Head into the wilderness for a stay in Disney World's cabins
Published: August 5, 2011 at 8:48 AM
Fort Wilderness is known to many as Disney World's campground, but Fort Wilderness also offers dozens of fully-equipped cabins. (They're officially a "Moderate Resort Hotel" in Disney lingo, listing from $275-405 a night.)
Now when I say "cabins," don't start thinking about rough-hewn log rooms with packed dirt floors - the type of structure where you'd find a young Abe Lincoln out front, splitting logs for the night's fire. These are modern cabins, much like those you'd find up in the mountains of the Sierra Nevada or the Smokies.
I hesitate to say this because of the connotation some people have with the phrase, but, essentially, they're mobile homes.
Spectacularly well-decorated mobile homes, I must say.
Wood paneling throughout makes the place feel like a wilderness cabin, and quilts and artwork on the walls brighten the room. You'll find a well-equipped full kitchen, but be sure to bring your own coffee filters (and food, of course.)
The need to stock the kitchen makes this a tough destination to rely on the free Disney's Magical Express service from and to the Orlando Airport. And if you're not going to use the kitchen or the grill out front of the cabin, what's the point of paying for them? Fort Wilderness is a more popular destination for people who drive to the Walt Disney World Resort.

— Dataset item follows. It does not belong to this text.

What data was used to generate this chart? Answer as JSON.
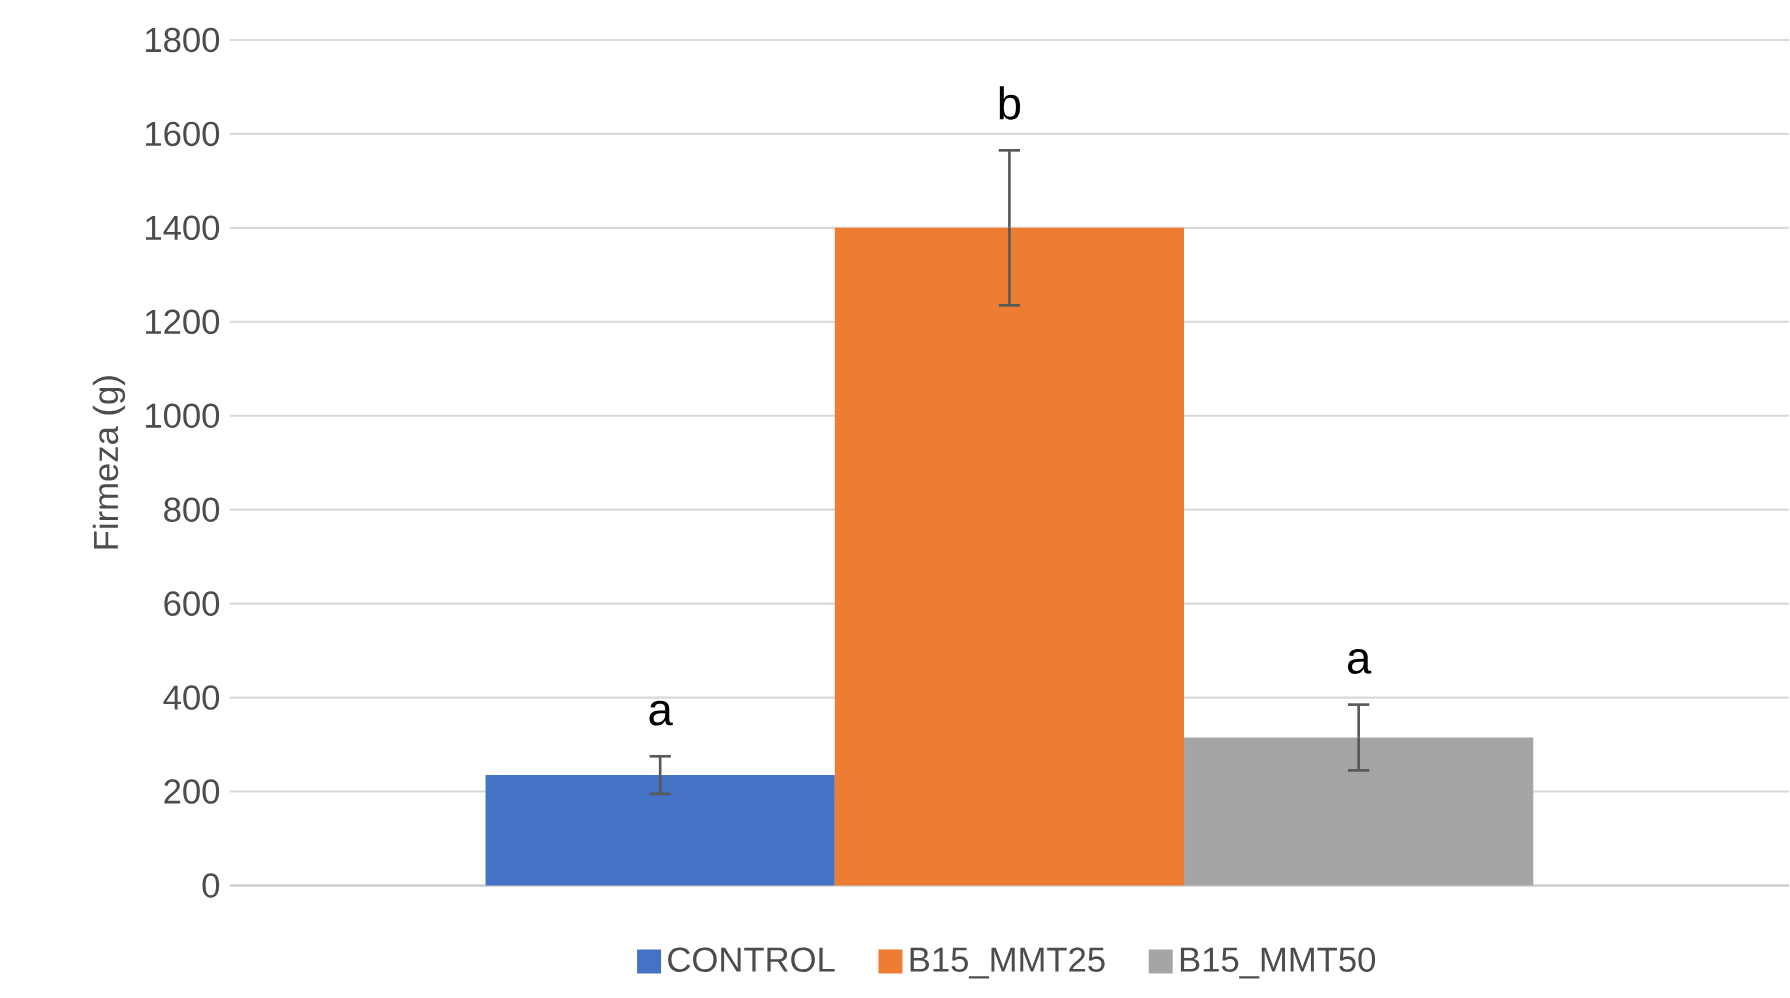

A Fort Wilderness cabin can sleep a large family, too. You've got two bunk beds and a double bed in the bedroom, a double, Murphy bed in the living room, plus a couch that could sleep another child.
Unfortunately, the double bed in the bedroom gave me my worst night's sleep in years - the matress felt like a giant vat of lumpy rice pudding. I switched to the Murphy bed the next night and found it much more comfortable.
Don't neglect to check the entertainment schedule during a stay at Fort Wilderness. The kids enjoyed the free singalong and campfire, as well as games at the pool. Be sure to pick up fixins for s'mores at the grocery before you arrive, as well as something to use as sticks at the campfire.
We didn't splurge for tickets to the resort's popular Hoop-De-Doo-Revue on this trip, but if your budget allows, do. Just remember to do it when you book your stay - tickets go fast.
Instead, we ate at the adjacent Trail's End Restaurant - a hearty buffet that's serves breakfast, lunch and dinner. Service was friendly and everyone enjoyed the food, but a few days later I'm struggling to think of anything remarkable to say about it.
A final tip: Spend the extra money and book a golf cart to use during your stay. The only places to park your car are at the front desk and next to your cabin. Nothing else around the resort, including the restaurants, boat launch to the Magic Kingdom or the pools is within reasonable walking distance so without a cart, you'll be waiting for buses to get around throughout your stay.